Even with this assumption in place, however, the petitioner cannot succeed with his argument. Here, the jury actually convicted the petitioner of the greater offense and the lesser offense in the same trial, so there can be no implied acquittal of the greater charge. See Vaughn v. Burke, 940 F.2d 663, 1991 WL 153090, *2 (6th Cir. 1991) (rejecting similar argument on habeas review). The Double Jeopardy Clause does not prevent the State from prosecuting a defendant for both greater and lesser included offenses during a single trial. See Ohio v. Johnson, 467 U.S. 493, 500 (1984) (holding that although "the Double Jeopardy Clause may protect a defendant against cumulative punishments for convictions on the same offense, the Clause does not prohibit the State from prosecuting respondent for such multiple offenses in a single prosecution"); United States v. Lacy, 446 F.3d 448,456 (3d Cir. 2006) (collecting cases establishing "that double jeopardy does not bar prosecution of related charges in the same proceeding"); United States v. Schuster, 769 F.2d 337, 342 (6th Cir. 1985) (holding that "[t]he Government clearly was not precluded from prosecuting both greater and lesser included offenses at one trial").

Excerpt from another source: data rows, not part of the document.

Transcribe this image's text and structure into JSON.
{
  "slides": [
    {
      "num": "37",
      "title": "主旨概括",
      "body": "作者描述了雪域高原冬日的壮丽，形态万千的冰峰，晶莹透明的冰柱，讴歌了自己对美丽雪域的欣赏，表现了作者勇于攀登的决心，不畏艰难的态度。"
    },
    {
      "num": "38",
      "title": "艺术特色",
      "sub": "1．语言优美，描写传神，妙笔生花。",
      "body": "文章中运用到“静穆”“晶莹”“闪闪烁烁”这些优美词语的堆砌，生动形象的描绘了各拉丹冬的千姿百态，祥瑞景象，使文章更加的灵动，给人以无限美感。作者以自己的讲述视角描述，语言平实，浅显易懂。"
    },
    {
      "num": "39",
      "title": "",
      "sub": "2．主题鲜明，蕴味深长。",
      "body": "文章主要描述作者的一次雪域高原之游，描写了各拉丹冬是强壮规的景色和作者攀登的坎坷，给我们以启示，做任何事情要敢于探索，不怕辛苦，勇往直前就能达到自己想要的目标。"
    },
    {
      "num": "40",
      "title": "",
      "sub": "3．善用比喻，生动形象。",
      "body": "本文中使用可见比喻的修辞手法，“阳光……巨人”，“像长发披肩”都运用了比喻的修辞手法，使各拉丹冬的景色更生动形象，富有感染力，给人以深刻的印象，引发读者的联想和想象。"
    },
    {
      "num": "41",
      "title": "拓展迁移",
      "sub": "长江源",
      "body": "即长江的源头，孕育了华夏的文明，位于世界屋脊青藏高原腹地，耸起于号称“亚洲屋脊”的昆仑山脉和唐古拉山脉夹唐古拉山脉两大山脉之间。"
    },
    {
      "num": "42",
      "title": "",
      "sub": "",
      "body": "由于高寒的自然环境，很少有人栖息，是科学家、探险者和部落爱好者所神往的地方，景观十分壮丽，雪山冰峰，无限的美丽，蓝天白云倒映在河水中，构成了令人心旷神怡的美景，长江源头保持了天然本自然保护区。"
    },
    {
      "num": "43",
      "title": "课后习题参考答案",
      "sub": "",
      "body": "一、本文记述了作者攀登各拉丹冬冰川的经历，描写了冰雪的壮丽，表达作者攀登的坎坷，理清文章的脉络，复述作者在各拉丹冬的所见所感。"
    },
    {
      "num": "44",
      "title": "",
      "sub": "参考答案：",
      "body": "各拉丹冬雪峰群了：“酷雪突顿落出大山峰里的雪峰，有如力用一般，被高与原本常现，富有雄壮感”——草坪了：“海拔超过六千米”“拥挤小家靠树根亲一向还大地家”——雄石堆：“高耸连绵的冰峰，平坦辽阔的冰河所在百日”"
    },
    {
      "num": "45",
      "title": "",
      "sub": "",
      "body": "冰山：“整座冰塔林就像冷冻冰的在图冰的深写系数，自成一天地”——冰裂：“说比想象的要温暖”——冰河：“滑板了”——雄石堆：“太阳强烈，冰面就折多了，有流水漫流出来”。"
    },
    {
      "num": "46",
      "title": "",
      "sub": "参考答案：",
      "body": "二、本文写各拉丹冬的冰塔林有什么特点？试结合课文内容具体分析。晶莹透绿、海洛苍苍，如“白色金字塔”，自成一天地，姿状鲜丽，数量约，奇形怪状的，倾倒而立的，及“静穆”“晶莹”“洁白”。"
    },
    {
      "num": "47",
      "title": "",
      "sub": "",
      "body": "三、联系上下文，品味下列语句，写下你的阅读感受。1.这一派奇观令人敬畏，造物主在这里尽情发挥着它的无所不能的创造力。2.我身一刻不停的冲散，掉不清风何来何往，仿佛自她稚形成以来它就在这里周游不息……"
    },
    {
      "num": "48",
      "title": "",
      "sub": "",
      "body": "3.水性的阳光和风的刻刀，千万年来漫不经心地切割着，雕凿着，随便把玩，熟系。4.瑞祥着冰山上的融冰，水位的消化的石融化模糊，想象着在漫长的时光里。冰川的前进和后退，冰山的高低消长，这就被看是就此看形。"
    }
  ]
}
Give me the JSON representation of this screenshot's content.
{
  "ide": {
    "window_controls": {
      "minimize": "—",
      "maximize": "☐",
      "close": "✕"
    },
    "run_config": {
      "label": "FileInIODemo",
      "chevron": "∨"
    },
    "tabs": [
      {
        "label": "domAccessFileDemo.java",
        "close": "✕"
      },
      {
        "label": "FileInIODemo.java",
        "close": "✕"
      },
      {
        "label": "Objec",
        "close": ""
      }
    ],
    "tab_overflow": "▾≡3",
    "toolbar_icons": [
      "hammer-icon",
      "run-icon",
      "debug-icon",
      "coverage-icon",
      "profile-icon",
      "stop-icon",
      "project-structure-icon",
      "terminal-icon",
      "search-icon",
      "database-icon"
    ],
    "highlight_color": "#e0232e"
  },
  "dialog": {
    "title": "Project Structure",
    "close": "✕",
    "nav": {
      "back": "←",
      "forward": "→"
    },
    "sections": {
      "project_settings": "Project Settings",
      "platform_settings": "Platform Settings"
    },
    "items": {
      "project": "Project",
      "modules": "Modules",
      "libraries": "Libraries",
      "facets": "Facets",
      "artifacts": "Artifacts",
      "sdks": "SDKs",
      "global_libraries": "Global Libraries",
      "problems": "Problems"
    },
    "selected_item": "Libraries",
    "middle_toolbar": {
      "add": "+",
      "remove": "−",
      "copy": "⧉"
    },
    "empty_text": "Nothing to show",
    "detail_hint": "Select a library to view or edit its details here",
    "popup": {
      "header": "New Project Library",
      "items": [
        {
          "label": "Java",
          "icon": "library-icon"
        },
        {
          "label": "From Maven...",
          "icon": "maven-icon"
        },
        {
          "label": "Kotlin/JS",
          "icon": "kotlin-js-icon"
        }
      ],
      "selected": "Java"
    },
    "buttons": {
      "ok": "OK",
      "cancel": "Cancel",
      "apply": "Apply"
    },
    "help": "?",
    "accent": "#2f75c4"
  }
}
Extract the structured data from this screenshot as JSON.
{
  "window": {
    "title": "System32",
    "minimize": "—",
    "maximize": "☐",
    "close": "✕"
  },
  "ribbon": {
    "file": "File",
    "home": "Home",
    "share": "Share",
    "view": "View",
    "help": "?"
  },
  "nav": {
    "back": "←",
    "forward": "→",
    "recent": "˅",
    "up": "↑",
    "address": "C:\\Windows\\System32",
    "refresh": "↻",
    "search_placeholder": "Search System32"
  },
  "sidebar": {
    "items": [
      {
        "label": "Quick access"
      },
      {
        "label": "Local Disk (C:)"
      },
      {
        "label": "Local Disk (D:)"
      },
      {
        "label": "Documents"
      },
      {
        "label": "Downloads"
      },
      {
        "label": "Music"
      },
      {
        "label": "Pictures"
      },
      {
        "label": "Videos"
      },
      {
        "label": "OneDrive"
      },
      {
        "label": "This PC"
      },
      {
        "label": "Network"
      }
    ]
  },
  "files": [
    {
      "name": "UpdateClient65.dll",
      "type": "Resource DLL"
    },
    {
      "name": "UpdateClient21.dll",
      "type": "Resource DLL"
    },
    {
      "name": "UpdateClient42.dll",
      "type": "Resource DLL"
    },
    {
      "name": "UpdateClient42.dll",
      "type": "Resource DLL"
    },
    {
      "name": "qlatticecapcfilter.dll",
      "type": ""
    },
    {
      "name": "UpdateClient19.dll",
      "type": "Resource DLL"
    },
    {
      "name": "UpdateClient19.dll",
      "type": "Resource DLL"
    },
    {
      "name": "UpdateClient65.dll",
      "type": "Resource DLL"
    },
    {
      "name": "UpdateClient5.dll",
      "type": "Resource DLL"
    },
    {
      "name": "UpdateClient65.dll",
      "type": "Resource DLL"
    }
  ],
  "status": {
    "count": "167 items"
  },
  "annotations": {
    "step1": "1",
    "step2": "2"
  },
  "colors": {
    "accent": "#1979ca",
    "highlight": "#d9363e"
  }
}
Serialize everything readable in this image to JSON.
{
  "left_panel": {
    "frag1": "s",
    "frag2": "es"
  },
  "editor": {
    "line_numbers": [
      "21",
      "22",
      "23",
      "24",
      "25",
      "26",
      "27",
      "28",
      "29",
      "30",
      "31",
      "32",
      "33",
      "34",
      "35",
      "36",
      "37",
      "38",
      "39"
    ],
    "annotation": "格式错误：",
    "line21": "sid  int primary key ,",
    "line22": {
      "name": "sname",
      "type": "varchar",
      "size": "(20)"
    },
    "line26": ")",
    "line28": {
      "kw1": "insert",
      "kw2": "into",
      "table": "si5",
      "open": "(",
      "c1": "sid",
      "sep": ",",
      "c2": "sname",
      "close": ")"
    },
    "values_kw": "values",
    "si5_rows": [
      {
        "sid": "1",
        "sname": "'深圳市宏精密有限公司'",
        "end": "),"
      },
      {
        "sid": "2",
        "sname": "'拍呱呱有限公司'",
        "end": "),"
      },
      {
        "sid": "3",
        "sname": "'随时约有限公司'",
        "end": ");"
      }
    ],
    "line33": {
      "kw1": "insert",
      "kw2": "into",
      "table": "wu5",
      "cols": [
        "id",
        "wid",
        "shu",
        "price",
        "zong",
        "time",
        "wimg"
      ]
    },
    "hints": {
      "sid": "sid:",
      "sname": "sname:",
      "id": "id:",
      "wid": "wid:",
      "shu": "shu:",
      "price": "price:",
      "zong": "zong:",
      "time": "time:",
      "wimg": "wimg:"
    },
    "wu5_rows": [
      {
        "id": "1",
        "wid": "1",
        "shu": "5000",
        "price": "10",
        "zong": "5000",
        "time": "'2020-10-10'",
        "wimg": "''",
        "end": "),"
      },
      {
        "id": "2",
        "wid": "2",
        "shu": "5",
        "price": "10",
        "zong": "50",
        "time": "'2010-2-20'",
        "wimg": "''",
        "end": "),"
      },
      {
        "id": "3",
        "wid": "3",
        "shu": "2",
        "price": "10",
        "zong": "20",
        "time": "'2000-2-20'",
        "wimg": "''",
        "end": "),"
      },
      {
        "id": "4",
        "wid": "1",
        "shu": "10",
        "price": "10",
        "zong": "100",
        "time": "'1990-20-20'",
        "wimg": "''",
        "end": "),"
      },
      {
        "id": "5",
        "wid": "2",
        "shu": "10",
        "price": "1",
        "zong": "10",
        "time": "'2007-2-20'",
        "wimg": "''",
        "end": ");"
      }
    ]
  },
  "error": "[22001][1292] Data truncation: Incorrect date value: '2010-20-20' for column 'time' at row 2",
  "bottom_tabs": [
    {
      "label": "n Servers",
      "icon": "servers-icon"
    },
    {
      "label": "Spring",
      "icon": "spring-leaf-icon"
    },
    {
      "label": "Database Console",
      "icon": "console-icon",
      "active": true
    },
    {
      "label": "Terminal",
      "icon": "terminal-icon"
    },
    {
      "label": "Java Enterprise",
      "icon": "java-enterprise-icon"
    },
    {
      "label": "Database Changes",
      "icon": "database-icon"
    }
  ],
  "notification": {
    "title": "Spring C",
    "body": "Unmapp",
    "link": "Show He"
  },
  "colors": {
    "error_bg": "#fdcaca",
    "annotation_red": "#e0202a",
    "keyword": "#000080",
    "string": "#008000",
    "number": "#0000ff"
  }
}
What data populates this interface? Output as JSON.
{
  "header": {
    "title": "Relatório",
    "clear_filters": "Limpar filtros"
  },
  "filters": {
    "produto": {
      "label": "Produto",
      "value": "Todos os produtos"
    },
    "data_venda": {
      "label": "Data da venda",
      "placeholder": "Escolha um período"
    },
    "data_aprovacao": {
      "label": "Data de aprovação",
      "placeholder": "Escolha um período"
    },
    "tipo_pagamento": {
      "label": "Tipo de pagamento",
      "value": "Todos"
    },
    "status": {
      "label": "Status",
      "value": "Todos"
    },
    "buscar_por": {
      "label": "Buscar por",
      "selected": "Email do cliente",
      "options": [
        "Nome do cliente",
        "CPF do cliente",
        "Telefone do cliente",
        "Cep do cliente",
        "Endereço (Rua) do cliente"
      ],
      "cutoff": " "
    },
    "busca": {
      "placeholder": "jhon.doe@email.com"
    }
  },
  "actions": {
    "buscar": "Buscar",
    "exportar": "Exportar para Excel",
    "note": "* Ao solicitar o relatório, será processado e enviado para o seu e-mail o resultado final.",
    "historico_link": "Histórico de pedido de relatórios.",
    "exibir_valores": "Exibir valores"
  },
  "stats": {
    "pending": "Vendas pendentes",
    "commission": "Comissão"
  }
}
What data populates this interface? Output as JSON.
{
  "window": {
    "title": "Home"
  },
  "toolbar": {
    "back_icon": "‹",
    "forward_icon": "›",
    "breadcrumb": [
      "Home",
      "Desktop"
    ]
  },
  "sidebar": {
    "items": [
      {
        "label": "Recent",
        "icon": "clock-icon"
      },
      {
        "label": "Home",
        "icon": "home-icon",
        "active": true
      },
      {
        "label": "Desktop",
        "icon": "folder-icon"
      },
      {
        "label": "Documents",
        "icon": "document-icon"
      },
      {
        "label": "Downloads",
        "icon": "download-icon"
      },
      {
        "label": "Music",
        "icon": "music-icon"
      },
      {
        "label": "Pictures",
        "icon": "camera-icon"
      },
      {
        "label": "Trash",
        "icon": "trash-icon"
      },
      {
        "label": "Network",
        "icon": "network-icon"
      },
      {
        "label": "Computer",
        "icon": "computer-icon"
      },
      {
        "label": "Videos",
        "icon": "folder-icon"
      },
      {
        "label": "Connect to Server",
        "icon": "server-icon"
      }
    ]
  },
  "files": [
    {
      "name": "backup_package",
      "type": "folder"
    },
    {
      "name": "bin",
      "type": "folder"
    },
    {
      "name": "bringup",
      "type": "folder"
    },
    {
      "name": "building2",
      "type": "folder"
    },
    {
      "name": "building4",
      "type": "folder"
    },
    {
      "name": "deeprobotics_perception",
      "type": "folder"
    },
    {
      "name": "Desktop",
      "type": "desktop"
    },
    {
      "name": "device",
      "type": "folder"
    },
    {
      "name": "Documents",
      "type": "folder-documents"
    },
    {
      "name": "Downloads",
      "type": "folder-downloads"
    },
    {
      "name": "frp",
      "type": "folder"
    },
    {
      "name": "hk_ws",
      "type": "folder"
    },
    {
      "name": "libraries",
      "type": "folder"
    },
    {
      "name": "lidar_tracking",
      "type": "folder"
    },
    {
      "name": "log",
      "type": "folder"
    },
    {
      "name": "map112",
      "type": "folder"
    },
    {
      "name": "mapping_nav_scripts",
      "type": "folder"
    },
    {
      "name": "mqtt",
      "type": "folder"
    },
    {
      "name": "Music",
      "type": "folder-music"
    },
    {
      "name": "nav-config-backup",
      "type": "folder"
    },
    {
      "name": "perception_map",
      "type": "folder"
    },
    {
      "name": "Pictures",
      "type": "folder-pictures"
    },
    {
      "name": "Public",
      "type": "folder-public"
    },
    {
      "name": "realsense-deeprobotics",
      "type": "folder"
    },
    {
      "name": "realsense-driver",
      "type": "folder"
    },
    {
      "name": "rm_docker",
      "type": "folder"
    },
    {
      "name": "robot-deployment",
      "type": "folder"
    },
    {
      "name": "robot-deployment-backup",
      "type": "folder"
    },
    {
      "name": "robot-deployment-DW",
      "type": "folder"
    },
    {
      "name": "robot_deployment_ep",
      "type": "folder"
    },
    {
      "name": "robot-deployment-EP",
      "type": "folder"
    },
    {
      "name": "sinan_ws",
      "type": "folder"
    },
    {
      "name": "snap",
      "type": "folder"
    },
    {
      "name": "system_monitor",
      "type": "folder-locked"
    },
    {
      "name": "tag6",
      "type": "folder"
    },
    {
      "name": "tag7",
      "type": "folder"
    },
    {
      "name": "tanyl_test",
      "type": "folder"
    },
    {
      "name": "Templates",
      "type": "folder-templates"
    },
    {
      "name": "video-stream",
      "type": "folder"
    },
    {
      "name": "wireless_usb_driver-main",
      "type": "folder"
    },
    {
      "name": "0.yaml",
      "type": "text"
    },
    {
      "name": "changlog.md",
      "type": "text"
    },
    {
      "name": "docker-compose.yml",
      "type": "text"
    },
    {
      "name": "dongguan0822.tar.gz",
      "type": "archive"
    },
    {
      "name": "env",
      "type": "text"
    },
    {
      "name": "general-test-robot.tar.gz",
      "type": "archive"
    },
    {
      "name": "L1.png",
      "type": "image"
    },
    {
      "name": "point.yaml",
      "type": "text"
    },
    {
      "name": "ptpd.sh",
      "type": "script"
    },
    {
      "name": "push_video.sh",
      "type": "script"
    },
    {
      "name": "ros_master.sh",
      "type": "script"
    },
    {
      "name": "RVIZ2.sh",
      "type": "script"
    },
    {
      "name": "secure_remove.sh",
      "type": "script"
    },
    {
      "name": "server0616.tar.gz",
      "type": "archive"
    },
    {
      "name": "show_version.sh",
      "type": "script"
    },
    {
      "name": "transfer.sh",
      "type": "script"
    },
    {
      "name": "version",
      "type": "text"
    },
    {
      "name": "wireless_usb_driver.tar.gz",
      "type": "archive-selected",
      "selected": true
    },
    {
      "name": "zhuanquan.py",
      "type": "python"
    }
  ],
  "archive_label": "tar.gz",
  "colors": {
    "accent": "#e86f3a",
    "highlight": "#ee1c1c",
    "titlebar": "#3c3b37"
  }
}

Nonetheless, it is also true that although a defendant may be tried for lesser and greater offense during the same trial, conviction and punishment for both violates the Double Jeopardy Clause, United States v. Carpenter, 422 F.3d 738, 747 (8th Cir. 2005), unless the legislature has clearly authorized such cumulative convictions and punishments. See Rutledge v. United States, 517 U.S. 292, 301-03 (1996); Missouri v. Hunter, 459 U.S. 359, 368-69 (1983). When ajury convicts a defendant of a greater offense and a lesser included offense without such a clear indication by the legislature that it intended to allow multiple punishments, the court should enter a judgment of conviction on the greater offense and vacate the conviction on the lesser included offense. See Rutledge, 517 U.S. at 306; see also United States v. DeCarlo, 434 F.3d 447, 455-57 (6th Cir. 2006); United States v. Avery, 128 F.3d 966, 971-72 (6th Cir. 1997).
In this case, the Michigan Court of Appeals did precisely what the law requires by vacating the third-degree home invasion conviction and sentence, and allowing the conviction and sentence for first-degree home invasion to stand. This action corrected any double jeopardy violation.
III.
The state appellate court's decision in this case was neither contrary to nor an unreasonable application of federal law.
Accordingly, it is ORDERED that the petition for a writ of habeas corpus is DENIED.